Nederzettingspatronen
vroeger verdeelden bergen, rivieren en zeeën het Schotse volk in zelfvoorzienende gemeenschappen die sterke zintuigen van lokale identiteit ontwikkelden. Dit besef is uitgehold door sociale mobiliteit, modern vervoer, omroep en andere standaardisatie-invloeden en door een algemene verschuiving van landelijke naar stedelijke levenswijzen. Toch blijven er sporen van regionaal bewustzijn hangen. De Shetland islanders spreken met onthechting over Schotland., Het Galloway gebied in het zuidwesten, afgesneden door heuvels van de rest van het land, heeft een krachtig regionaal patriottisme. De Gaelisch sprekende mensen van de Hebriden en de westelijke hooglanden vinden hun taal een band van gemeenschap. Het noordoosten heeft zijn eigen lokale tradities, vooral belichaamd in een nog steeds krachtig Schots dialect, en Borderers vieren hun lokale festivals met vuur.

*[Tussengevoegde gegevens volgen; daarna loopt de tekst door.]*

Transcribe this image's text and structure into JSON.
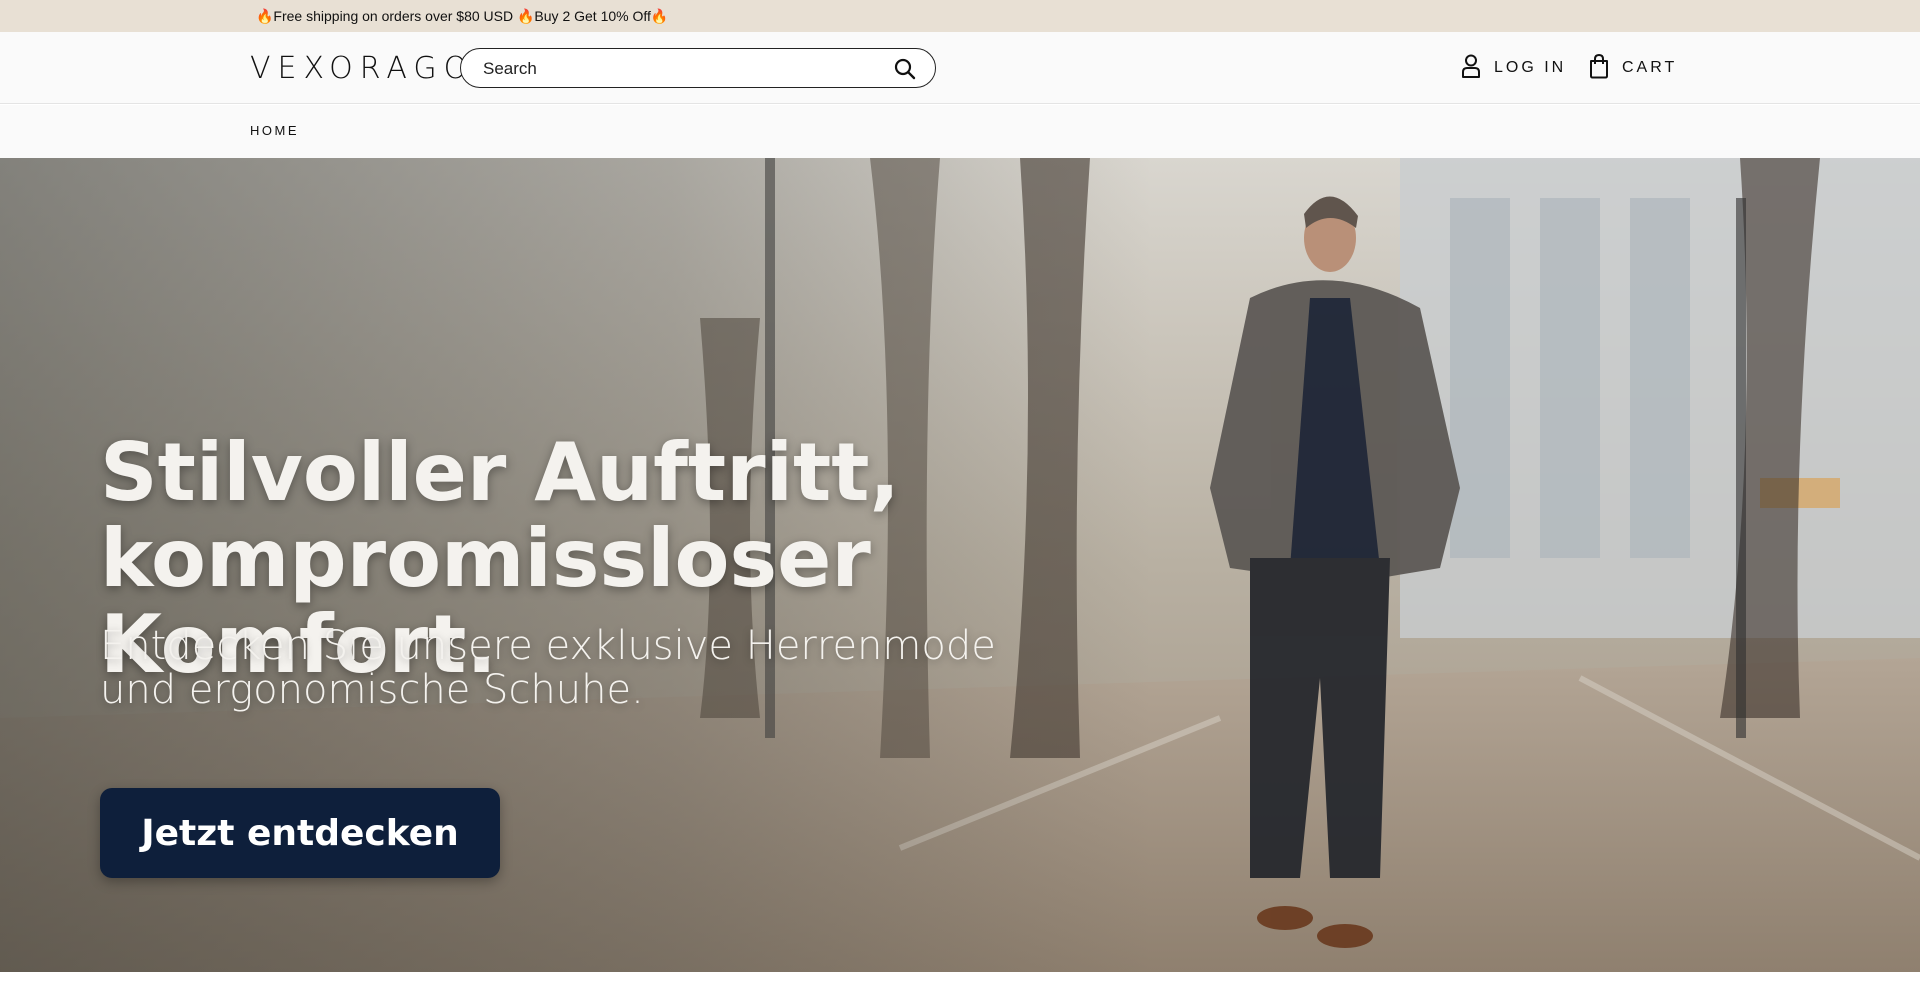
{
  "announcement": {
    "text": "🔥Free shipping on orders over $80 USD 🔥Buy 2 Get 10% Off🔥"
  },
  "header": {
    "logo": "VEXORAGO",
    "search": {
      "placeholder": "Search",
      "value": ""
    },
    "login_label": "LOG IN",
    "cart_label": "CART"
  },
  "nav": {
    "items": [
      {
        "label": "HOME"
      }
    ]
  },
  "hero": {
    "title_line1": "Stilvoller Auftritt,",
    "title_line2": "kompromissloser Komfort.",
    "subtitle_line1": "Entdecken Sie unsere exklusive Herrenmode",
    "subtitle_line2": "und ergonomische Schuhe.",
    "cta_label": "Jetzt entdecken"
  },
  "colors": {
    "announcement_bg": "#e8e0d4",
    "header_bg": "#fafafa",
    "cta_bg": "#0e1f3b",
    "hero_text": "#f4f2ee"
  }
}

De meest dichtbevolkte landelijke gebieden zijn die met de beste landbouwgrond, zoals in East Lothian en in het noordoosten.,de hooglanden voedden ooit een grote bevolking, maar “Highland Clearances” (een reeks gedwongen uitzettingen) en voortdurende emigratie sinds de 18e eeuw hebben ervoor gezorgd dat de bevolking afnam. Nu zijn nederzettingen in de hooglanden meestal overblijfselen van crofting townships—dat wil zeggen, onregelmatige groepen van zelfvoorzienende boerderijen van een paar hectare elk. Het oude patroon van crofting was er een van gemeenschappen die een soort coöperatieve landbouw beoefenden, met stroken gemeenschappelijk land die jaarlijks aan individuen worden toegewezen., Voorbeelden van het oude systeem overleven, maar nu hebben crofters hun eigen akkerland omheind, terwijl ze de gemeenschappelijke weidegrond delen. In Oost-Lothian en andere gebieden van hoge landbouw, is de gemeenschappelijke boerderij lang vervangen door afzonderlijke boerderijen met steadings (boerderijen) en arbeidershuizen. Schotland mist merkbaar die oude dorpen die in Engeland geëvolueerd zijn uit middeleeuwse gehuchten van gezamenlijke huurders. Sommige geplande dorpen werden gebouwd door ondernemende landeigenaren in de 18e eeuw.,
Burghs, vaak iets groter dan dorpen, werden meestal opgezet als handelscentra, havens, rivierovergangen of om toegang te krijgen tot bergpassen. Veel kleine steden overleven rond de oost-en noordoostkust die ooit verplicht waren om op zichzelf te staan in de consumentenindustrie en burghal instellingen omdat ze onvoldoende transportsystemen hadden. De groei van Industrie en vervoer heeft bijgedragen tot de verstedelijking., Edinburgh, Dundee en Aberdeen zijn centra van administratie, handel en industrie voor hun gebieden, maar alleen central Clydeside, met inbegrip van Glasgow met zijn satellietsteden, is groot genoeg om de officiële titel van agglomeratie (metropolitan area) verdienen.